U.S. and British forces are capturing territory in southern and western Iraq, moving quickly to secure key military targets and oil fields.
Pentagon officials say American and British soldiers have captured two key airfields in western Iraq called H-2 and H-3 without encountering much resistance. Officials say the airfields could be sites where Iraq is keeping Scud missiles or weapons of mass destruction.
Coalition soldiers are encountering both hostile fire and white flags in their race across the desert toward Baghdad and Basra.

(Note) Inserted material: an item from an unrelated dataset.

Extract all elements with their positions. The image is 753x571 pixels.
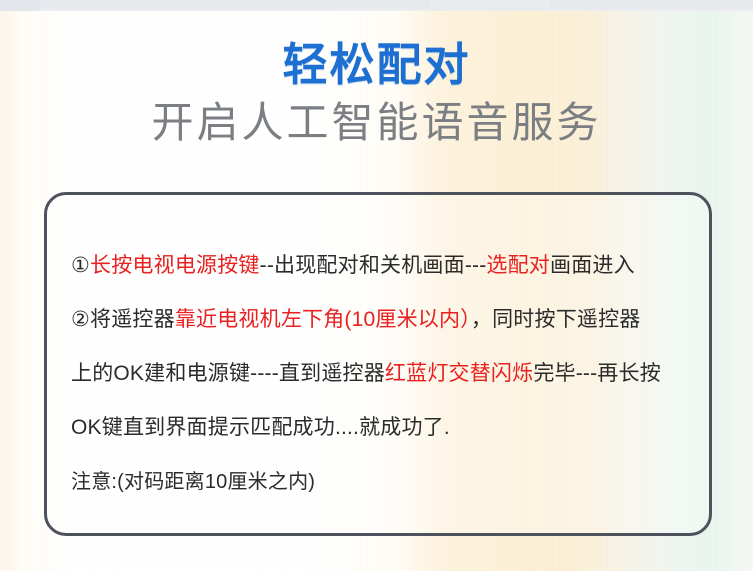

British soldiers have secured the Faw peninsula on the Persian Gulf, where strategic oil facilities are located. U.S. Marines have captured the strategic port in the southern Iraqi city of Umm Qasr. Hundreds of Iraqi soldiers have surrendered, while others have fired at advancing coalition troops.
U.S. military officials are reporting the first combat fatality of the war. They say a U.S. marine was killed in fighting during an advance on an oil field in southern Iraq.

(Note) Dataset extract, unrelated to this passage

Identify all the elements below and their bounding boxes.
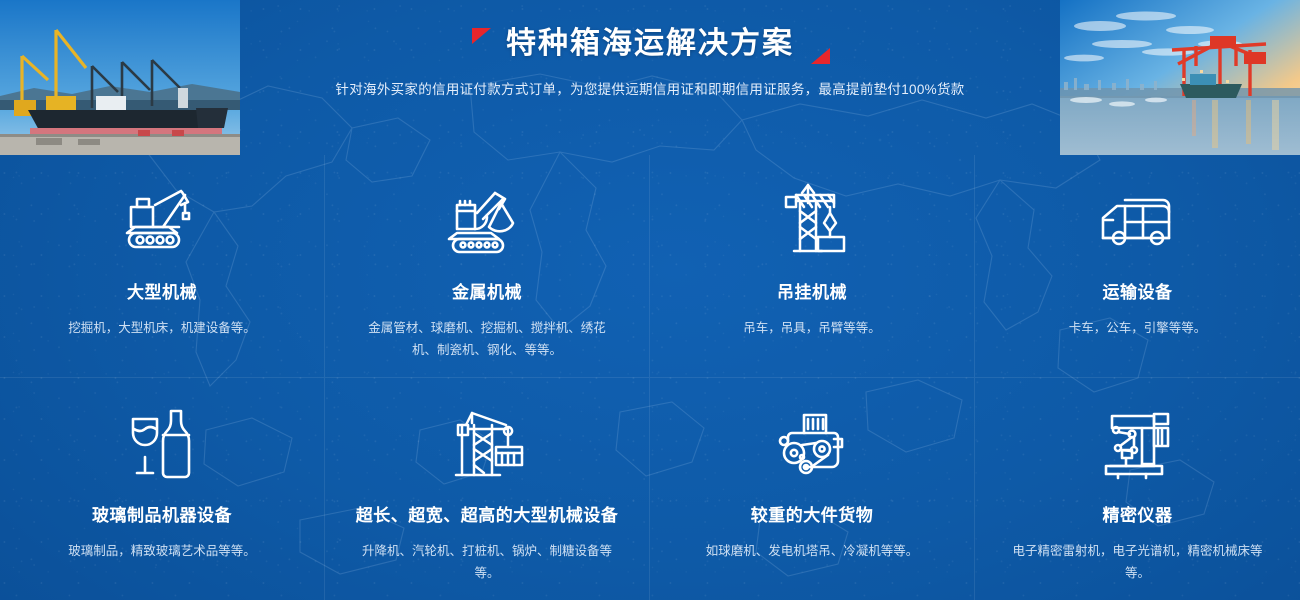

Earlier, eight British and four American soldiers were killed when a U.S. Marine helicopter crashed in northern Kuwait.
There were no reports of hostile fire in the area.
Pentagon officials are denying claims by the Iraqi military that its anti-aircraft batteries shot down a U.S. or British warplane during an air raid Friday.
Meanwhile, the Pentagon released a statement saying water could be used as a weapon in the Iraqi military arsenal. Defense officials say Iraq could deliberately use flooding by releasing water from reservoirs or destroying dams. The Pentagon says Iraq used this tactic to deter Iranian troop advances during the Iran-Iraq war.
Defense officials say such a move could displace thousands of Iraqis, causing a major humanitarian crisis.